Resolution came when I was, at last, able to step outside the jumble of emotions and reactions. Finding space around the issue was a great relief. I was able to see the shape of what I had created: an inner battle of control mind versus intuition; critical parent versus nurturing parent; self-care versus self-abandonment. Having committed myself to the practice of integrating and honouring my higher self it was an easy decision, once the drama had fallen away there was no choice.  I was staying home.

As a reforming people pleaser it can feel strange to choose myself over others.  This newness has in the past tempted me to conclude that I have a mistake, what is this strange feeling? Pretty quickly I received an inner validation, sensations of joy, relaxation and happiness filled my being. It was a precious, holy moment as I understood that my inner being was acknowledging and thanking me for the work I was doing. I entered a beautiful state of grace and basked in it.

The weekend is unfolding into a glorious mini-retreat, 100% me time, a gift from myself, to myself. I am enjoying relaxed easy days, looking after myself really well and leaving my time as unstructured as possible.

When we empower ourselves to make changes in the way we take decisions, we realign with a deeper authenticity, our true self, enhancing our personal integrity, rediscovering our wholeness.

Suggested affirmations:

I trust myself and I take decisions with ease.
I follow my inner guidance. 
I am loved and supported by life and the universe


Thursday, 2 April 2009

Spring clean your life, holistically!

With the days lengthening and warming, we can finally shrug goodbye to winter.
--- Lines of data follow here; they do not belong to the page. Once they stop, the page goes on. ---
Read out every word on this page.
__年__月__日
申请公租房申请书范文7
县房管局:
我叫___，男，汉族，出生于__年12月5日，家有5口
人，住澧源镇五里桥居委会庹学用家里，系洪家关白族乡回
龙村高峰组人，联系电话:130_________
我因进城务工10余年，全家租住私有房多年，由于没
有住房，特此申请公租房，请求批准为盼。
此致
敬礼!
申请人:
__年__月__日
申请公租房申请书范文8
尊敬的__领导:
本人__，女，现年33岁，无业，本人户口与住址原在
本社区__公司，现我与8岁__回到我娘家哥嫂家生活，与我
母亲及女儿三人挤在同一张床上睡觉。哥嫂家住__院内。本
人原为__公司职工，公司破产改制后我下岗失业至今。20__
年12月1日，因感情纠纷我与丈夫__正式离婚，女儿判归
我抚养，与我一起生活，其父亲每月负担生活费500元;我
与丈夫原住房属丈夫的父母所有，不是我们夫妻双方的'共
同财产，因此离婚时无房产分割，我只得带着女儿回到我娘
For most this is an opportunity to shed heaviness and welcome in a lighter version, whether that be clothing, linens, food and drink.

From a holistic perspective we might look beyond the physical and declutter on all levels. Nonetheless we live in a material world and this is a good place to start. Be easy about it, start small with a kitchen drawer or your cosmetics bag. I've just culled my sock collection and I'm excited about the lovely space I have created. This sense of achievement will spur you ever onward!

On the emotional level, write a list of behaviours or attitudes that you would like to leave behind, such as self-blame or criticism of others. Choose just one and create an affirmation to counter your negative thinking, such as I forgive myself always, I allow others to be fully themselves. Pin your affirmation somewhere visible at home and leave it to percolate into your subconscious over the month.

Spiritually, create space by allowing time every day for personal practice, I suggest 10 minutes in the morning or evening to sit quietly with yourself and observe your state of being.